Fast forward 23 years, and Rwanda is one of the most successful countries on the continent, with an average economic growth rate of 8% over the past 15 years, significant poverty reduction, and near-revolutionary social changes - not only is the current president from minority Tutsi heritage, but 64% of the country's parliamentarians are women! Numerous factors have contributed to Rwanda's incredible turn-around, including aid and assistance from the international community, but locals will assure you that it was the horror of the genocide and its aftermath (during which Hutus also suffered greatly) that created a mutual desire to reconcile and move the country forward.
For wildlife enthusiasts and conservationists, perhaps the most impressive indication of Rwanda's rennaissance has been the increase in the country's critically endangered mountain gorillas. Notwithstanding Dian Fossey's remarkable efforts, the gorilla population in the remote Virunga Mountains declined throughout the 1970s and '80s, reaching a nadir at the time of Fossey's murder of around 254 individuals. A significant conservation change since the genocide was the promotion of gorilla tourism (previously opposed by Fossey), and the population has now nearly doubled to 480 as of the 2010 census (a new census, currently underway, is expected to show significant further increases).

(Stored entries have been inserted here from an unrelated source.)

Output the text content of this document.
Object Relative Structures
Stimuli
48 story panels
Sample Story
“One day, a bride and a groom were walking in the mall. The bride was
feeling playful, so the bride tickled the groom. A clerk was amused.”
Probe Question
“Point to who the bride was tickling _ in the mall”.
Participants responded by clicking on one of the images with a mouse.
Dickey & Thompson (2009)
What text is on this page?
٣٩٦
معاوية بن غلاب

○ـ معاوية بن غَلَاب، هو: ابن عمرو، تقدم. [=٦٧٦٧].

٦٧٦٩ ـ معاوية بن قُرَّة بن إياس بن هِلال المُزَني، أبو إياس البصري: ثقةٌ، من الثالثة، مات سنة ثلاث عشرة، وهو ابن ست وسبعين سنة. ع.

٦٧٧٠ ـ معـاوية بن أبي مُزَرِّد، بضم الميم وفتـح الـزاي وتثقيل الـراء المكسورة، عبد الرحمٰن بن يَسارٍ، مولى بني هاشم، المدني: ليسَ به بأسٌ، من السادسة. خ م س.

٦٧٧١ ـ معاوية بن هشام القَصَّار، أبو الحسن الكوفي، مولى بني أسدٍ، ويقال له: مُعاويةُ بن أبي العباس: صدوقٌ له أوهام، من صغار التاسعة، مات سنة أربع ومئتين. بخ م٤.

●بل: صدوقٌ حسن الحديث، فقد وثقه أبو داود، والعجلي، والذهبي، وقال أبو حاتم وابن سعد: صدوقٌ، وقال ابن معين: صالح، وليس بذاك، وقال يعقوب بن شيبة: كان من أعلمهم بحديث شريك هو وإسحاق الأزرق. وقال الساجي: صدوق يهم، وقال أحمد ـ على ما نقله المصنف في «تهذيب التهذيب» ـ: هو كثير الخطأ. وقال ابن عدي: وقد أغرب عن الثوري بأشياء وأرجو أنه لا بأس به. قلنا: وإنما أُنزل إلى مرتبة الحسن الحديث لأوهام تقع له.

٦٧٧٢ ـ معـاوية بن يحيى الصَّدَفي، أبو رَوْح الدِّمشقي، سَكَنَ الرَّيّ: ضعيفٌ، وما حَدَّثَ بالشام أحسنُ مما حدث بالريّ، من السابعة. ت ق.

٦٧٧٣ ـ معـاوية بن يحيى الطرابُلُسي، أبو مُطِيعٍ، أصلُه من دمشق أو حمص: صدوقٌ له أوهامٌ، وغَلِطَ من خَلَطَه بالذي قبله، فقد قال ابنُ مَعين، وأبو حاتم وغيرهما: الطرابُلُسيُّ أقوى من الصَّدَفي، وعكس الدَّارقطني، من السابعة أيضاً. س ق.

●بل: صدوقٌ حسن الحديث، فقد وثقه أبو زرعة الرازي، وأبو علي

Rwanda's Volcanoes National Park now boasts 10 habituated gorilla families that are visited daily by tourists, and another 10 habituated families that are studied for research purposes (in addition to a large number of unhabituated gorillas). Tourist encounters with gorillas are carefully supervised by National Park guides and trackers, to ensure the health and wellbeing of gorillas and humans alike, and are limited to a maximum of 8 guests visiting a gorilla family for one hour each day. The significant profits generated by gorilla tourism have transformed the local economy and, after more than a century of deforestation and agricultural encroachment, gorilla habitat is actually being reclaimed as local landowners trade farmland for a share in tourism revenues.

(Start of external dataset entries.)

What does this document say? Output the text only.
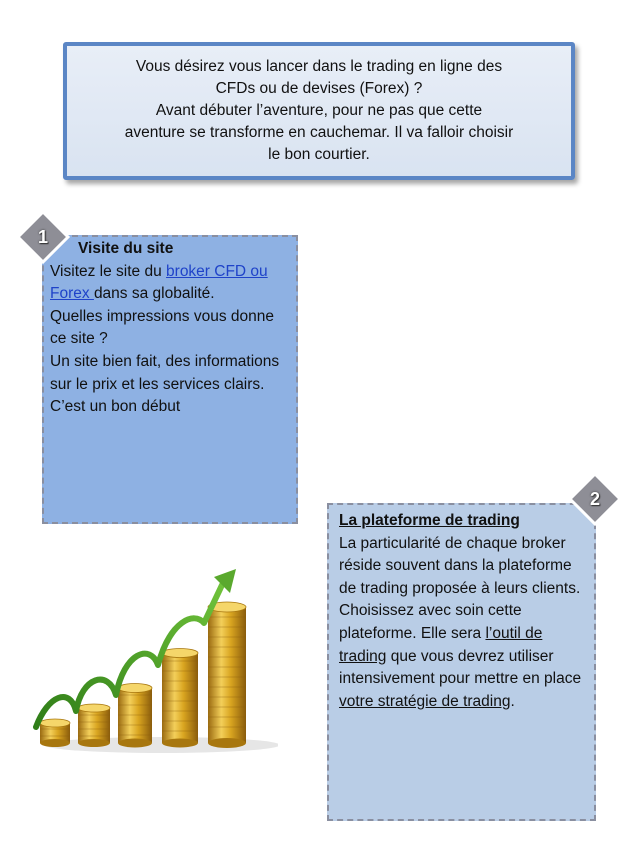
Vous désirez vous lancer dans le trading en ligne des
CFDs ou de devises (Forex) ?
Avant débuter l’aventure, pour ne pas que cette
aventure se transforme en cauchemar. Il va falloir choisir
le bon courtier.

Visite du site
Visitez le site du broker CFD ou Forex dans sa globalité.
Quelles impressions vous donne ce site ?
Un site bien fait, des informations sur le prix et les services clairs. C’est un bon début
1
La plateforme de trading
La particularité de chaque broker réside souvent dans la plateforme de trading proposée à leurs clients. Choisissez avec soin cette plateforme. Elle sera l’outil de trading que vous devrez utiliser intensivement pour mettre en place votre stratégie de trading.
2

Spending an hour with these critically endangered "gentle giants" is a truly great life experience, further enriched by the inspirational backdrop of Rwanda's amazing rebirth after one of the worst events in human history. More good news is that Rwanda's gorillas are relatively easily accessible, due to good roads leading into the Virungas, and the policy of matching tourists' age and fitness to the difficulty of trek (young, fit guests visit gorilla families higher up the mountains, less mobile guests visit closer families). Visting Rwand's gorillas is not inexpensive - the country has wisely chosen a strategy of low-volume, high-value ecotourism - but the experience is priceless. And it is the perfect example of how well-managed tourism in Africa can be a win-win for all parties involved.